I then tried to map all of my fields first with the proper field types using the field mappings and although they would show in kibana under my index the data from the json was not being parsed into these preset fields.

Essentially I just want to use the json input detailed above, load it into logstash and ES and make the proper fields such as lat/long as well as others usable for searching and visualization. I see your point about making the location field as a geopoint so I guess I would have to map this field as so before sending data to my index? or add it and mutate the data in my config file?

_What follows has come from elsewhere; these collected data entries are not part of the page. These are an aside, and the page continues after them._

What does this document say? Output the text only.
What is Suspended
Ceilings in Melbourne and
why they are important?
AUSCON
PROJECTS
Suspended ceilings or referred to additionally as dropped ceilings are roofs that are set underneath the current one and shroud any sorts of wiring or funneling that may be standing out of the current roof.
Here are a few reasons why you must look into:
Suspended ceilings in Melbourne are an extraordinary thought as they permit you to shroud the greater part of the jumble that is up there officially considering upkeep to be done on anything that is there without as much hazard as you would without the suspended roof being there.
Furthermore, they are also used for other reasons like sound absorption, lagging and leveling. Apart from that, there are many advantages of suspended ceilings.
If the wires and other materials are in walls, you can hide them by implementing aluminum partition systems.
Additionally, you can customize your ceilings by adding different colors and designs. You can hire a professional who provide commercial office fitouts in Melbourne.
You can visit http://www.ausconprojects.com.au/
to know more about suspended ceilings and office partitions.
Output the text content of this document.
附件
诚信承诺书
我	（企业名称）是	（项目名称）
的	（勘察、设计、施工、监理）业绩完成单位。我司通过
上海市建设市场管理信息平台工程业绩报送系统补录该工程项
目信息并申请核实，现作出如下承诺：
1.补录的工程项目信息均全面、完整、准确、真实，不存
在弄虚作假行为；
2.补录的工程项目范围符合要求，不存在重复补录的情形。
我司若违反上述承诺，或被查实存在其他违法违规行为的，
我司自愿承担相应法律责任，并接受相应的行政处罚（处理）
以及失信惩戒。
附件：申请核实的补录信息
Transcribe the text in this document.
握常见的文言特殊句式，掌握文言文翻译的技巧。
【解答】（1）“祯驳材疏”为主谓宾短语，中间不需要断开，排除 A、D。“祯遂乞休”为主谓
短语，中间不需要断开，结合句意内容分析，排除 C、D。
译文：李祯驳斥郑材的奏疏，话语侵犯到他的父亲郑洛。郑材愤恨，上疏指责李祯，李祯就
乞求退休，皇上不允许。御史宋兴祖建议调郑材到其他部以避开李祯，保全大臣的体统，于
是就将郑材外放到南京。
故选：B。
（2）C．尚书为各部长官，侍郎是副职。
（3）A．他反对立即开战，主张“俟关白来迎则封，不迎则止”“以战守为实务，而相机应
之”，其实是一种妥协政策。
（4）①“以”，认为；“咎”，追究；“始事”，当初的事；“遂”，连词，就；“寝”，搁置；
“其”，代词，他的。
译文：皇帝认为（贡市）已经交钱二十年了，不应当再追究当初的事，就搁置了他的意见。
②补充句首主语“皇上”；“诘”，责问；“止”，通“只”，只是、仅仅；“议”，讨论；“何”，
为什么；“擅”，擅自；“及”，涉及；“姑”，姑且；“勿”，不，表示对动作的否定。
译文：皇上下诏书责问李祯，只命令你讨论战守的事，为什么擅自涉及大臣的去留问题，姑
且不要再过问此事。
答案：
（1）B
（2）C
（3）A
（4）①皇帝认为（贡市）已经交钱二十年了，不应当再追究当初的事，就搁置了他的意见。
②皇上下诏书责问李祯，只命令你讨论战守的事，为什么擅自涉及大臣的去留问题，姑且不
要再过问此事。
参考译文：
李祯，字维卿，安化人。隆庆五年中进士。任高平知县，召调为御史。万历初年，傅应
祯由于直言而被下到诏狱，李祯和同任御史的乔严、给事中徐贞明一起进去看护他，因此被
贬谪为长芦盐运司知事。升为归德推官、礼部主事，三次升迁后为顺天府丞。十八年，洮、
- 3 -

The code I sent you before was from someone on the internet that I have been using because it successfully mapped all of my fields into one message and showed that way in kibana which I thought was correct so I kept it. But now when I look in kibana after trying more tests it looks like it is trying to put multiple records in one message and then I get the multiline_codec_max_lines_reached at the end. I have put a few images below to show what I am seeing.

If you knew of a simple config files on the web that would parse a multi line json file like mine and mutate the proper fields so they could be searched and used in Kibana. As well, store each record coming in as a separate message I believe that would be what I was looking for. If it is not obvious, I am really new to this. thanks !

magnusbaeck · January 18, 2016, 6:11pm

Yeah, you'd have to tweak the multiline filter so that it recognizes that "}, {" marks the end of the current message. It won't be completely trivial since that line needs to result in "}" at the end of the first message and "{" at the beginning of the next. I'm afraid I don't have time to work on this.

amol_sonawane1 · November 22, 2016, 7:20am

I am working on large json data.
I am using ELK stack with 5.0 version.
I am getting multiline_codec_max_lines_reached when json data is large and works file if some data is removed from the same.
I changed the heap size in jvm.options file to 4GB for both elasticsearch and logstash.
Still I am getting same exception and not able to file solution.
Please help me with same.

magnusbaeck · November 22, 2016, 8:00am

@amol_sonawane1, please start a new thread for your unrelated question.